Mr. BURKA: If you know where to look, there are still water marks on the strand which was called at the time the Wall Street of the South. Galveston did all the financing for the cotton industry, on which the South depended. But I think most of the damage is unseen. It's in the minds of the people of Galveston because there has always been ever since 1900 a reluctance of people in Galveston to invest in their hometown. Galveston really hasn't grown in many years, so I think there's that sense of what might have been, and Galveston never really shared in the great booms that Houston and Dallas and the rest of Texas had. I'll tell you...
SIMON: Yeah.
Mr.

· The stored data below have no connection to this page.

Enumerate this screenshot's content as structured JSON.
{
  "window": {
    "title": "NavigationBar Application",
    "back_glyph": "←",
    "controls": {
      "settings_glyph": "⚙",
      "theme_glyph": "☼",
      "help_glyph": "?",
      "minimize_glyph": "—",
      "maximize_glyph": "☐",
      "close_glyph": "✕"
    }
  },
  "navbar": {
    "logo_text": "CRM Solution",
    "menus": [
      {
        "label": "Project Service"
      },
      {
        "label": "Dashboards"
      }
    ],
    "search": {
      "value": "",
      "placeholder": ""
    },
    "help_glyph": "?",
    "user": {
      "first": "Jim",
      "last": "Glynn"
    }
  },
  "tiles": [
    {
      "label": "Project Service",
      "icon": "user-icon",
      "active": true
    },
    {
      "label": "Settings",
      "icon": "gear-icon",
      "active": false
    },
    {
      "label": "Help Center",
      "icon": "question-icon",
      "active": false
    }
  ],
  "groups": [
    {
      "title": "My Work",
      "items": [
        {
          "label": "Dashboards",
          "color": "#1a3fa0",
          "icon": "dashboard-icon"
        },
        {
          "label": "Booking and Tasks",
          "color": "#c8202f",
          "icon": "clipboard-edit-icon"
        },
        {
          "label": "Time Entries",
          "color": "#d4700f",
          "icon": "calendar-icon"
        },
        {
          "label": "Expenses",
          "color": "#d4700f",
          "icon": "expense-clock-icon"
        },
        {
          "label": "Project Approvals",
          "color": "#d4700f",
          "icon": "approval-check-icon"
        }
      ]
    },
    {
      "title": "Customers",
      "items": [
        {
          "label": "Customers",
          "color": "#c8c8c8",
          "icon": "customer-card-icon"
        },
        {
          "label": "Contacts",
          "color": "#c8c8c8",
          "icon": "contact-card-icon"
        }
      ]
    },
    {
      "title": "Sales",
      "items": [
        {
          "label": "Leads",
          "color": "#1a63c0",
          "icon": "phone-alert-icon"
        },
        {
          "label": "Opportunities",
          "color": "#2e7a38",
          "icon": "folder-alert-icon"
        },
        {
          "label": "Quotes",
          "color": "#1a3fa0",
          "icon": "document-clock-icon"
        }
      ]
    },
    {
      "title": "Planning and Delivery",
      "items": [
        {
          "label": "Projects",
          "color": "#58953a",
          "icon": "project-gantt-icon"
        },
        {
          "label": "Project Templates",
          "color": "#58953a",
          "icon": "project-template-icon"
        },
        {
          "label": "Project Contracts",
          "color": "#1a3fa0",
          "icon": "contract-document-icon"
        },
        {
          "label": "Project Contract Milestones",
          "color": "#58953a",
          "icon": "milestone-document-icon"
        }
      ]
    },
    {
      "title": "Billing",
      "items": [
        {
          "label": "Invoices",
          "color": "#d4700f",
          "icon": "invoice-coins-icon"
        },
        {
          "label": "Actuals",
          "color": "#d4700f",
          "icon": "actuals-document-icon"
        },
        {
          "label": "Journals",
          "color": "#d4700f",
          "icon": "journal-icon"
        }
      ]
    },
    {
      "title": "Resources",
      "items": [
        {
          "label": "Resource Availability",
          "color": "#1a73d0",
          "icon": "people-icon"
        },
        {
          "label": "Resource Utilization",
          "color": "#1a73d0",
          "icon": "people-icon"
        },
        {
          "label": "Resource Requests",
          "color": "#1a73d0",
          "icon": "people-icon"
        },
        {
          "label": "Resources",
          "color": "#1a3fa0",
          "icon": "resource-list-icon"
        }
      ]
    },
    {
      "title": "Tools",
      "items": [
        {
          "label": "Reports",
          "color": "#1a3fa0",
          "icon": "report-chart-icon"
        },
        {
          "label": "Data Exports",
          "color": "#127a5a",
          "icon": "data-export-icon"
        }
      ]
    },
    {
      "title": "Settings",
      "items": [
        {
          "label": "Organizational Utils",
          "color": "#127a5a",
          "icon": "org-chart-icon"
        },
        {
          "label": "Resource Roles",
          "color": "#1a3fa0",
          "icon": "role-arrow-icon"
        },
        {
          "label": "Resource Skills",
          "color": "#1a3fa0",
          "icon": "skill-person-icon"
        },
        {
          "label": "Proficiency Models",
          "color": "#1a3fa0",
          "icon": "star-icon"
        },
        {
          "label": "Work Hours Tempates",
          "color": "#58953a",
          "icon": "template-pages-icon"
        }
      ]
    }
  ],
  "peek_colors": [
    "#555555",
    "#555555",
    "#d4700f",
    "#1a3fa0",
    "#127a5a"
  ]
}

BURKA: ...how much this is still an issue in Galveston. On the night of September 7th, 2000, there was a panel in Galveston on the 1900 storm at the old opera house. The place was full; 2,000 people came for that event. You know, it's like it happened yesterday.
SIMON: Save for that storm, Galveston might have been the fourth largest city in the country today rather than Houston.

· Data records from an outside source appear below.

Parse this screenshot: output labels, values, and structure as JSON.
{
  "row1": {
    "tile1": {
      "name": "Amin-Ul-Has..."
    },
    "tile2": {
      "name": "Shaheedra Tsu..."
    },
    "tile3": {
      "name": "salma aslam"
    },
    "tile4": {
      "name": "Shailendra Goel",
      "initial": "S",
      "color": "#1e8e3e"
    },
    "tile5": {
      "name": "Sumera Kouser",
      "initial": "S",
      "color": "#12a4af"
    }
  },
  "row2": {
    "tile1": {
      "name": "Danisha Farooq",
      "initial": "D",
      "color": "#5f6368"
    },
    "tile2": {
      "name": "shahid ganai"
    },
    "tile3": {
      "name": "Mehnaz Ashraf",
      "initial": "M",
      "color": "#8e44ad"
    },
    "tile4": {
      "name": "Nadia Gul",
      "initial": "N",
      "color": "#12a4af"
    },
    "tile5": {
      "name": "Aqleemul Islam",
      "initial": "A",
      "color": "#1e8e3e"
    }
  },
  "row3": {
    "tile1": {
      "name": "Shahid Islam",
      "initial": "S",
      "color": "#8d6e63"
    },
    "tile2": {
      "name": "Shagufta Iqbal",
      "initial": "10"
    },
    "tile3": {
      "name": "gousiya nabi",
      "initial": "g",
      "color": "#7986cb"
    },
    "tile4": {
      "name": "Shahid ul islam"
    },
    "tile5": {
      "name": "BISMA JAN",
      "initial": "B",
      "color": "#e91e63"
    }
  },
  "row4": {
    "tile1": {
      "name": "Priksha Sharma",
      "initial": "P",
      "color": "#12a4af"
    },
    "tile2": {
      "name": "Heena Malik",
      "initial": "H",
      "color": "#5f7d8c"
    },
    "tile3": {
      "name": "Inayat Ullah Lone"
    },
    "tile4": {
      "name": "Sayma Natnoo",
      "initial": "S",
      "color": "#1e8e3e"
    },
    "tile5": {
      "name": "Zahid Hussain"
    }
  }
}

Mr. BURKA: Well, that's what we say. I'm not sure that I would go that far. Galveston is an island 32 miles long and about two miles wide. It really had limited growth potential, and when the storm hit, as soon as they could, the Houstonians went running off to Washington and said, `Look at what happened to Galveston. And if you want a great port on the Gulf of Mexico, you need to dredge us a channel 50 miles inland where it won't be subject to hurricanes and shipping will be safe,' and that's what Congress did, and once it opened in around 1915, the Galveston port immediately began to lose business to it.
SIMON: Have you ever been in Galveston for a hurricane, Mr. Burka?
Mr. BURKA: Oh, yes. When I was young and there were hurricanes in the '50s, we had a closet in the house that was devoted entirely to hurricanes. We had a 10-gallon jug of distilled water and towels by the gillions because you had to cram them under windows when there was wind-driven rain and because the air was so humid the wood tended to warp, so you had to get those towels in there and make sure that nothing got in or got blown under the door. And nobody really thought about leaving until Carla came along in the '60--1961. It was so huge and it sat offshore for a couple of days and just pounded us. And that's when my mother said, `We're going to Houston,' and as it turned out, I was about to start at Rice University--the semester was about to start, so she just drove me up there and--with my sister and they stayed.
SIMON: You know, Mr. Burka, over the past few weeks, we have grown so accustomed to reassuring New Orleanians and, for that matter, the rest of the country, `Look, great cities build back from these things. Chicago and San Francisco were destroyed by catastrophes and they came back bigger and bolder and stronger than ever.' Does Galveston remind us that, all romance aside, there is nothing guaranteed about that?
Mr. BURKA: Oh, I think it definitely does, and it's a great question because I have New Orleans refugees with me in Austin. They're worried that Baton Rouge will become Houston, and New Orleans will become Galveston, that it will not recover to what it was.
SIMON: Paul Burka, who is senior executive editor of Texas Monthly and a native of Galveston, thanks very much for being with us.